Once we sat down to talk, the routines of profession took
over, and my angst receded. But there was another more subtle feeling that
crept up on me during this process. I couldn't put my finger on it at first.
But, slowly, I became aware of a sense of inner futility beneath the surface
excitement and anxiety.
In 1989, as a much younger journalist, I was full of hope
going in to interview Fatah terrorist leader Abu Iyad, and even more so coming
out of our exchange. The PLO had just issued its Declaration of Independence at
Algiers, and Abu Iyad had become the group's greatest internal advocate for
turning toward the West and toward a negotiated two-state solution to the
Israeli-Palestinian conflict. It was a thrill, and a kind of redemptory
personal moment, to have some modest proximity to what seemed like the brink of
an historic moment.
Sitting down with Marzook 22 years later, the peace process
that then seemed aborning now seemed aborted. And here I was again, with a
group nowhere near even where Fatah had been at the point of our encounter.
This time, I went in with a radically more modest sense of not just the
situation's potential but of my own as a journalistic agent of change. Now in
middle age, I was an older, different, even more tired person who saw no light
at the end of this tunnel, and expected none.
Abu Marzook's answers to my questions only reinforced my
feelings. He stressed that, should peace talks someday restart, any agreement
reached between Israel and the Palestinian Authority would be subject to
far-reaching changes if Hamas ever came to power in a democratic Palestinian
state. He said that his group would view an agreement -- even one ratified by a
referendum of all Palestinians -- as a hudna,
or armed truce, rather than as a peace treaty. In power, Hamas would feel free
to shift away from those provisions of the agreement that define it as a peace
treaty, he said, and move instead toward a relationship or armed truce.
"We will not recognize Israel as a state," he said
emphatically. He argued this would still be an improvement over present
conditions. "What's the relationship between Israel and Syria and Lebanon right
now?" Marzook asked.
But the answer to this question -- closed borders, barbed wire, no trade, no
commerce, no diplomats, and arms build-ups on each side, to the best of each
side's respective abilities, in preparation for a possible war -- hardly seemed
auspicious to me.
I asked, would a final peace treaty between Israel and a
Palestinian state that called for fully normalized relations not bind Hamas if
it came to power later? "No. I don't think any kind of treaty can 'stuck'
anybody in the future," Marzook replied. "Just read history."
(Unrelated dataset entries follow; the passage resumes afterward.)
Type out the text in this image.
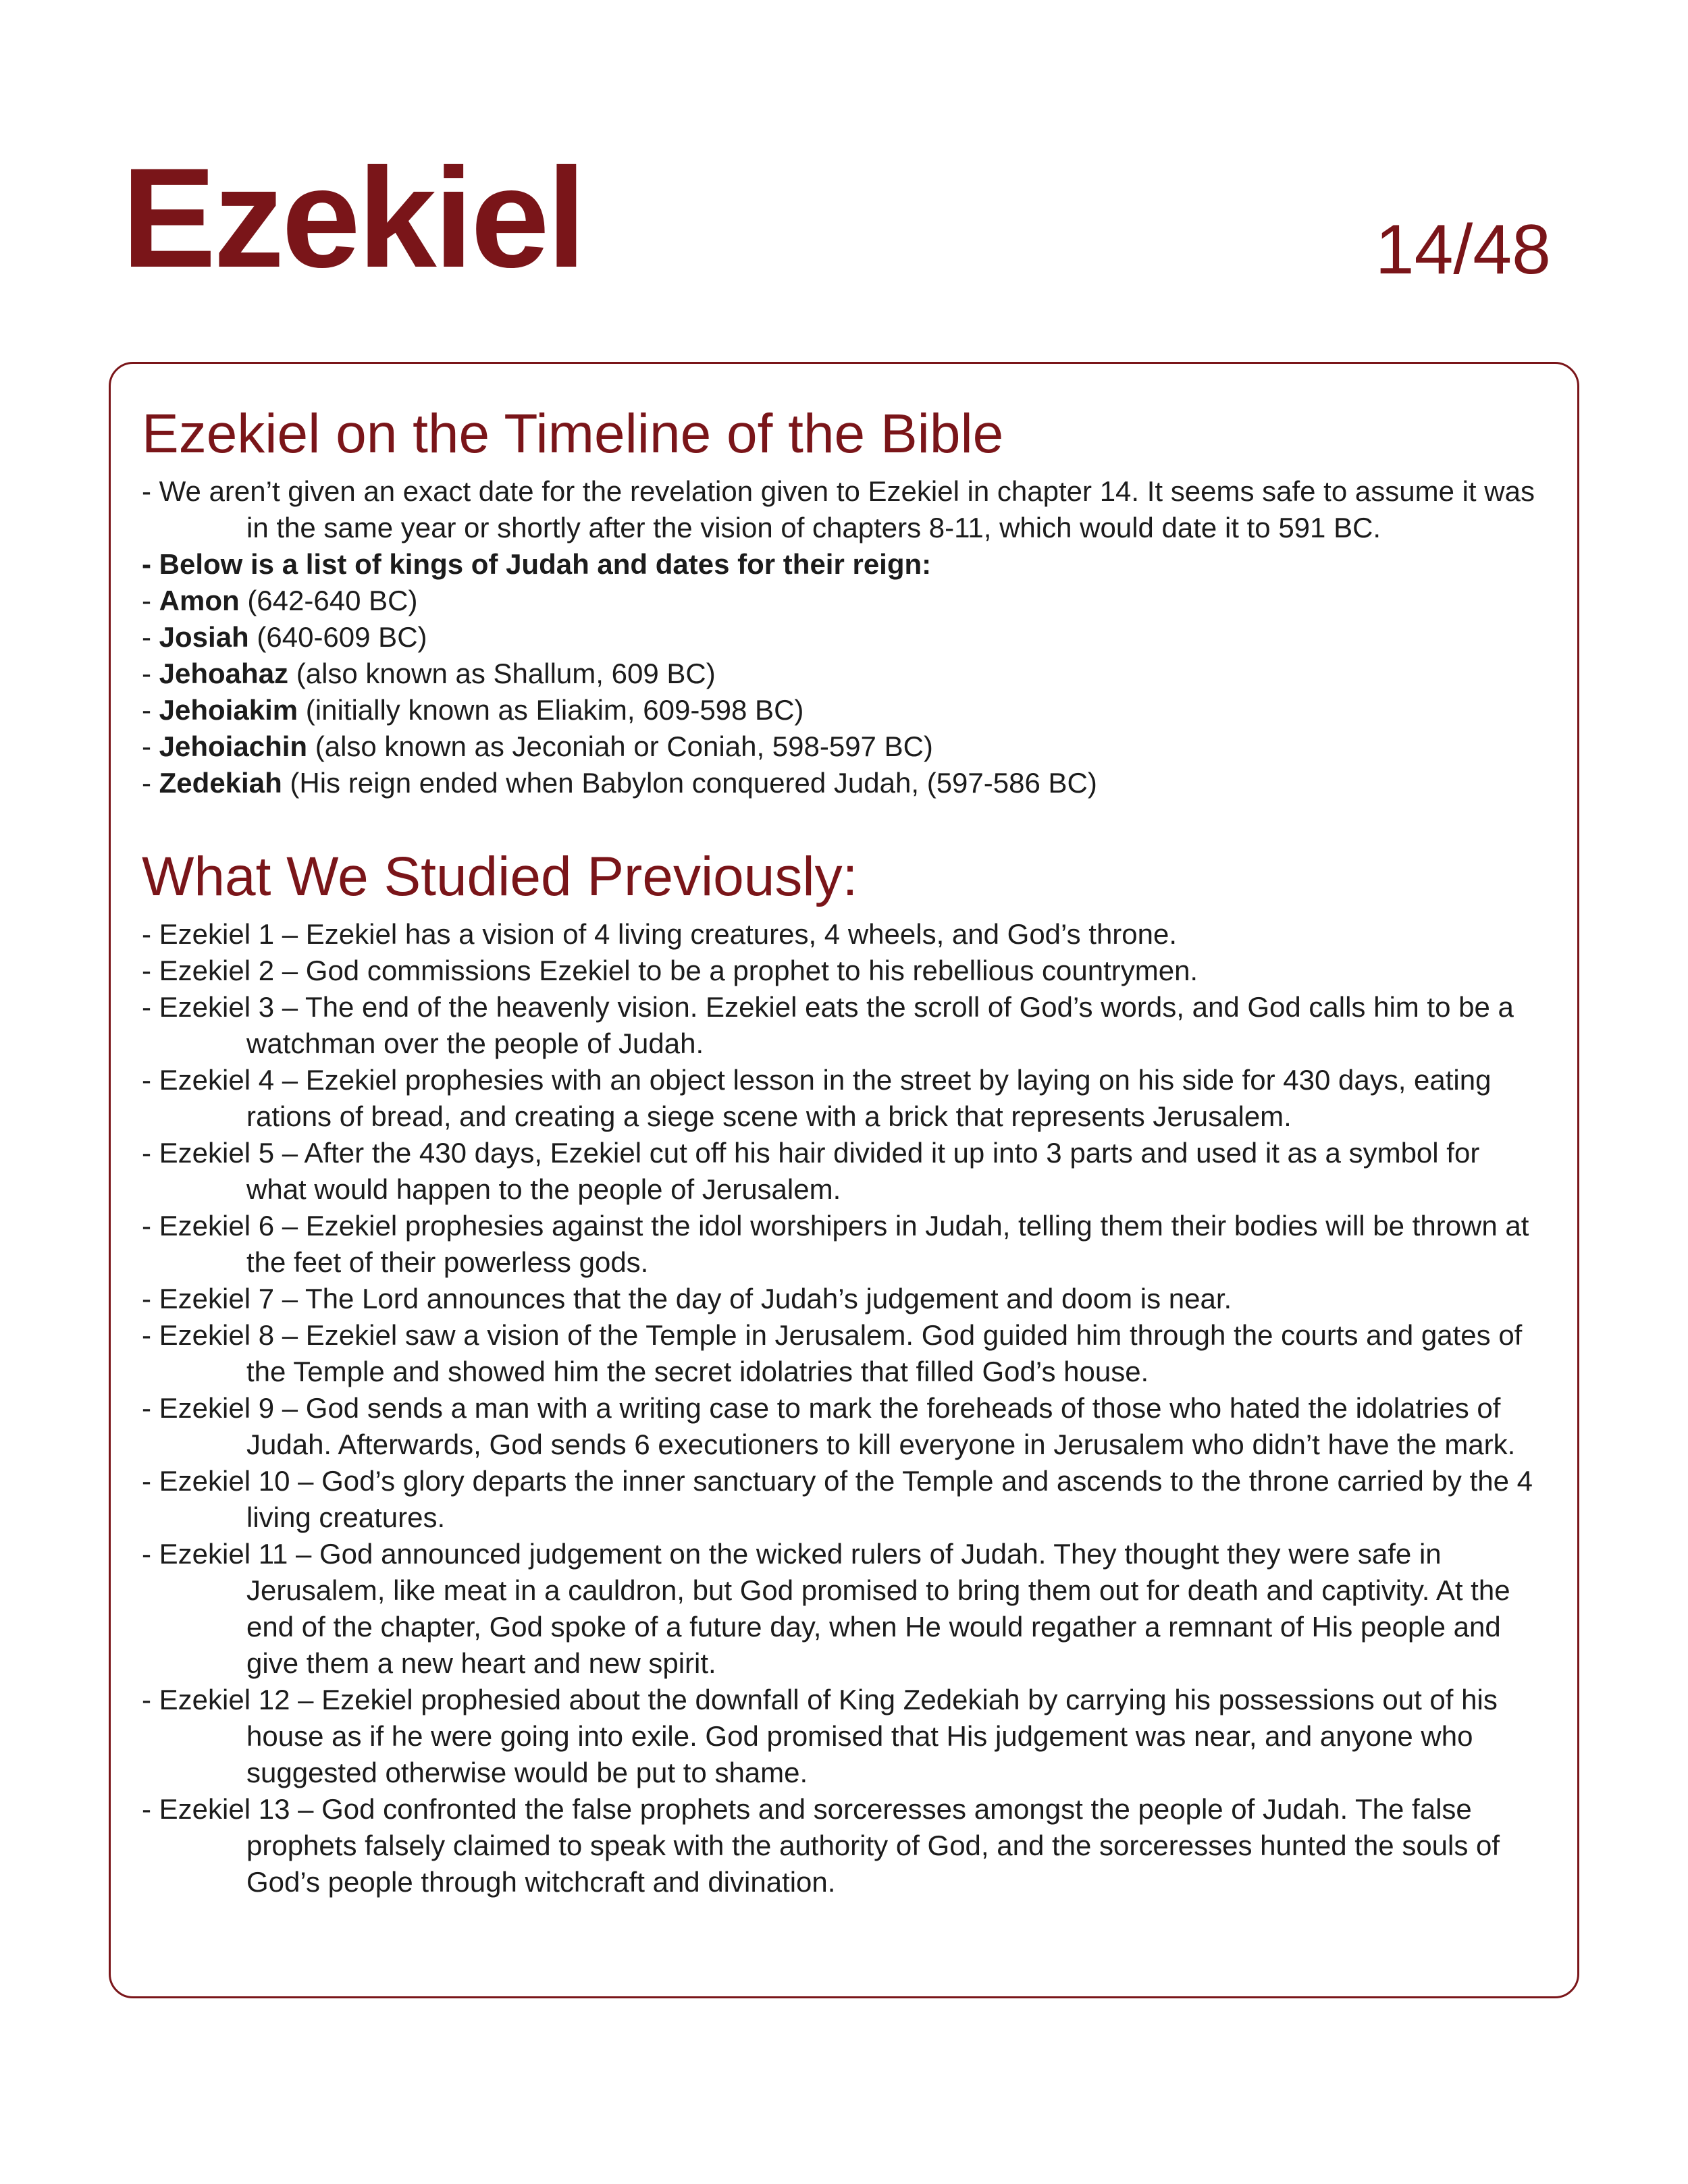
Ezekiel	14/48
Ezekiel on the Timeline of the Bible
- We aren’t given an exact date for the revelation given to Ezekiel in chapter 14. It seems safe to assume it was in the same year or shortly after the vision of chapters 8-11, which would date it to 591 BC.
- Below is a list of kings of Judah and dates for their reign:
- Amon (642-640 BC)
- Josiah (640-609 BC)
- Jehoahaz (also known as Shallum, 609 BC)
- Jehoiakim (initially known as Eliakim, 609-598 BC)
- Jehoiachin (also known as Jeconiah or Coniah, 598-597 BC)
- Zedekiah (His reign ended when Babylon conquered Judah, (597-586 BC)
What We Studied Previously:
- Ezekiel 1 – Ezekiel has a vision of 4 living creatures, 4 wheels, and God’s throne.
- Ezekiel 2 – God commissions Ezekiel to be a prophet to his rebellious countrymen.
- Ezekiel 3 – The end of the heavenly vision. Ezekiel eats the scroll of God’s words, and God calls him to be a watchman over the people of Judah.
- Ezekiel 4 – Ezekiel prophesies with an object lesson in the street by laying on his side for 430 days, eating rations of bread, and creating a siege scene with a brick that represents Jerusalem.
- Ezekiel 5 – After the 430 days, Ezekiel cut off his hair divided it up into 3 parts and used it as a symbol for what would happen to the people of Jerusalem.
- Ezekiel 6 – Ezekiel prophesies against the idol worshipers in Judah, telling them their bodies will be thrown at the feet of their powerless gods.
- Ezekiel 7 – The Lord announces that the day of Judah’s judgement and doom is near.
- Ezekiel 8 – Ezekiel saw a vision of the Temple in Jerusalem. God guided him through the courts and gates of the Temple and showed him the secret idolatries that filled God’s house.
- Ezekiel 9 – God sends a man with a writing case to mark the foreheads of those who hated the idolatries of Judah. Afterwards, God sends 6 executioners to kill everyone in Jerusalem who didn’t have the mark.
- Ezekiel 10 – God’s glory departs the inner sanctuary of the Temple and ascends to the throne carried by the 4 living creatures.
- Ezekiel 11 – God announced judgement on the wicked rulers of Judah. They thought they were safe in Jerusalem, like meat in a cauldron, but God promised to bring them out for death and captivity. At the end of the chapter, God spoke of a future day, when He would regather a remnant of His people and give them a new heart and new spirit.
- Ezekiel 12 – Ezekiel prophesied about the downfall of King Zedekiah by carrying his possessions out of his house as if he were going into exile. God promised that His judgement was near, and anyone who suggested otherwise would be put to shame.
- Ezekiel 13 – God confronted the false prophets and sorceresses amongst the people of Judah. The false prophets falsely claimed to speak with the authority of God, and the sorceresses hunted the souls of God’s people through witchcraft and divination.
I left Egypt in a rush immediately after our second day
interview, to be back in time to celebrate the first night of Passover at our
family seder on Manhattan's Upper West Side. As we sang the traditional songs
about the ancient Israelites' own rushed flight from Egypt, I sat apart glumly
wondering: In 20 more years would I be on my way back to the Middle East, with
cane in hand, to be the first journalist from a Jewish publication to interview
the head of Palestinian Islamic Jihad, or some other more radical group in the
still-unresolved Israeli-Palestinian conflict? And what group or groups, I
wondered, would then lay beyond them?